2. The method of claim 1 further comprising:

providing the plurality of memory cells with each memory cell particularly designed to fail at a different reference voltage.

3. The method of claim 1 further comprising:

supplying a first voltage potential at a first power conductor; and

using a plurality of transistors coupled between the first power conductor and a second power conductor, where the digital value is supplied to gates of the plurality of transistors to adjust the reference voltage to the safe operating voltage supplied on the second power conductor.

4. The method of claim 1 further comprising:

connecting the second power conductor to a cache memory to supply the safe operating voltage when in a low power mode.

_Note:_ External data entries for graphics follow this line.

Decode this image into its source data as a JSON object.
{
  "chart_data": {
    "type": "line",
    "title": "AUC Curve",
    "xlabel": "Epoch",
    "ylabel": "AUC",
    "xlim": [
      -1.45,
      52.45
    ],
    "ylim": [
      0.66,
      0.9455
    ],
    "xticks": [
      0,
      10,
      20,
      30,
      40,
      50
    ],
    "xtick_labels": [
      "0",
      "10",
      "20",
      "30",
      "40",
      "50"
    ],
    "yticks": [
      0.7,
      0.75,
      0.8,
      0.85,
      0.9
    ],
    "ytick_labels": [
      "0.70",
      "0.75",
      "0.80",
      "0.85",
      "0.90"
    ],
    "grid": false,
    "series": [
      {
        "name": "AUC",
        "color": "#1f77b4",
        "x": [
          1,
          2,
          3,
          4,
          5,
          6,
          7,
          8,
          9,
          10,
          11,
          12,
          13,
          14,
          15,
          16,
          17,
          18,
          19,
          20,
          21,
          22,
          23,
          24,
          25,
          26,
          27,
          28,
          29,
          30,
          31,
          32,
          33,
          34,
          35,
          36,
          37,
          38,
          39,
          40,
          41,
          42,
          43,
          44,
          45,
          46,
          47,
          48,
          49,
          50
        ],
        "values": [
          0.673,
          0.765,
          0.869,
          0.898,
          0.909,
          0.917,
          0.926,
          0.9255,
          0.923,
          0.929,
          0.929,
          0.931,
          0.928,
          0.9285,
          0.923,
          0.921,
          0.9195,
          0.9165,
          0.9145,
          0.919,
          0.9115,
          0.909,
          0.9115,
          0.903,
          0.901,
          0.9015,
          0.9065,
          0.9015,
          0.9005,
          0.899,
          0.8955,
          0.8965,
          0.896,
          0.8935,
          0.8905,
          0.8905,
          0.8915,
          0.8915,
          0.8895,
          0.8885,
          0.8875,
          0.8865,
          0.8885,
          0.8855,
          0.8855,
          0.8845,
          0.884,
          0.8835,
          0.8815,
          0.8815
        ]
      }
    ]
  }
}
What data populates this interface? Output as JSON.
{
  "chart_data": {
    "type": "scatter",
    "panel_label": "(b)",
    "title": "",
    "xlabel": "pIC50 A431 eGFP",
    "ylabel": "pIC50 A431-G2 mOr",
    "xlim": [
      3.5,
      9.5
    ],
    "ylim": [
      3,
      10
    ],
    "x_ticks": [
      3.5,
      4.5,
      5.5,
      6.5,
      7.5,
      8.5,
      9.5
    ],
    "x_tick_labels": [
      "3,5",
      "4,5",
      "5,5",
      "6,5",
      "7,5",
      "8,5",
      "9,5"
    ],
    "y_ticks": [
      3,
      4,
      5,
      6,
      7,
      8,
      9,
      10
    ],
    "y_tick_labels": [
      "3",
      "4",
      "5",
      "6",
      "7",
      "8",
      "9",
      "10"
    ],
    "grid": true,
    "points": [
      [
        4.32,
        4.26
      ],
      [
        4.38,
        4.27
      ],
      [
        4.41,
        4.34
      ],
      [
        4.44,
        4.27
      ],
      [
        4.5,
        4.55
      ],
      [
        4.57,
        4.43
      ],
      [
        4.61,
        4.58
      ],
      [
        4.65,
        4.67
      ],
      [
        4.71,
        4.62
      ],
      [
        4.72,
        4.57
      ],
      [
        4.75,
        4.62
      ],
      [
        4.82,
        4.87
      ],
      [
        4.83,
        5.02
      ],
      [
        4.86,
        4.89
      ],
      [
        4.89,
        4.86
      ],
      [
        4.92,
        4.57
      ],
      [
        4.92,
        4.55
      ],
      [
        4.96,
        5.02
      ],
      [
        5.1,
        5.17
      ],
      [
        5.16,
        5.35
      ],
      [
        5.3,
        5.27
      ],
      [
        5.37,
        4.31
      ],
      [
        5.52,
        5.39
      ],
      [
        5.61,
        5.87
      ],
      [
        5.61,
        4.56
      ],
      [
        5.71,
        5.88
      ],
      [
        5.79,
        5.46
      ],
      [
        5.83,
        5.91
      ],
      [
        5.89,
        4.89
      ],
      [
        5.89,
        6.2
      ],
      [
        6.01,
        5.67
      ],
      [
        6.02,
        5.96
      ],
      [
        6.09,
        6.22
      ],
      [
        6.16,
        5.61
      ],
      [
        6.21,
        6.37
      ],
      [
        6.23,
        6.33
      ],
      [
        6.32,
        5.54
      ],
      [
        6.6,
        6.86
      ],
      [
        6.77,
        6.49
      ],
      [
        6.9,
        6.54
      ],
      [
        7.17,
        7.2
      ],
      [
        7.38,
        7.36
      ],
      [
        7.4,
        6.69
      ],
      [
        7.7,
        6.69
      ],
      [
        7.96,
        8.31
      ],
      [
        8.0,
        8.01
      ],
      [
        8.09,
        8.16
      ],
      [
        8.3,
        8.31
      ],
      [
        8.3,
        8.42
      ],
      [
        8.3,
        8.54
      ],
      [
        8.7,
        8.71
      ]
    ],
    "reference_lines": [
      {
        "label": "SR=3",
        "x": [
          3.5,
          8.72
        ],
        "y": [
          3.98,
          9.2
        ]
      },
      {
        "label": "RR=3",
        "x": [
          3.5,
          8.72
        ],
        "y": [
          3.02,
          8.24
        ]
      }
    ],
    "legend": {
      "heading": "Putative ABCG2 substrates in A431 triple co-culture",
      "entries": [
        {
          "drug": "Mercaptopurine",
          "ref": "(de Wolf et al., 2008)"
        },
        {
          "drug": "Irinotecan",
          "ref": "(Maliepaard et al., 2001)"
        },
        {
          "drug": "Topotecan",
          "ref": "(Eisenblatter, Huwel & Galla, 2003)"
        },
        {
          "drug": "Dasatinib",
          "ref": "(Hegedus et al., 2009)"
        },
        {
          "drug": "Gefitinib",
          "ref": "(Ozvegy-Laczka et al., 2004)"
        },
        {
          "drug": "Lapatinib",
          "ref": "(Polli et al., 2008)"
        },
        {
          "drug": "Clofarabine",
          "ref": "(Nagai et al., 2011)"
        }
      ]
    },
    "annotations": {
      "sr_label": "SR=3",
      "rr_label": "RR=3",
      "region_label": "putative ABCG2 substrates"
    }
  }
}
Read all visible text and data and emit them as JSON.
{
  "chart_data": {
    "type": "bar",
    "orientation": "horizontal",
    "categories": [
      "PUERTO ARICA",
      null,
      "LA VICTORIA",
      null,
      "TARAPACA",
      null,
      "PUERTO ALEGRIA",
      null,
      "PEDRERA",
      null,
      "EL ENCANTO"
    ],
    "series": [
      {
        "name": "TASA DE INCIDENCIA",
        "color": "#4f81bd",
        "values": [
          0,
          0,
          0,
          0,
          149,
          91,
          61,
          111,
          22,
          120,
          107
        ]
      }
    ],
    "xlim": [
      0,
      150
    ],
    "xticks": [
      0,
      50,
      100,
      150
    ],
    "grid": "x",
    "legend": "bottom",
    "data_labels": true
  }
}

5. The method of claim 1 further comprising:

providing another reference voltage to another plurality of memory cells, where either the reference voltage of the another reference voltage forces a memory cell failure.

6. The method of claim 5 further comprising:

detecting whether the memory cell failure is in the plurality of memory cells or in the another plurality of memory cells and then using a corresponding digital value to adjust the reference voltage to the safe operating voltage.

7. A method comprising:

adjusting a ground reference voltage to a plurality of memory cells having differing gate geometries to determine a failure voltage where one memory cell fails.

8. The method of claim 7 further including:

comparing the ground reference voltage to voltage values at outputs of the plurality of memory cells to determine the failure voltage where the one memory cell fails.

9. The method of claim 7 further including:

using the failure voltage to set a safe operating voltage that is supplied as the ground reference voltage.

10. The method of claim 7 further including:

using the safe operating voltage as the ground reference voltage supplied to at least one memory cell in an array of memory cells.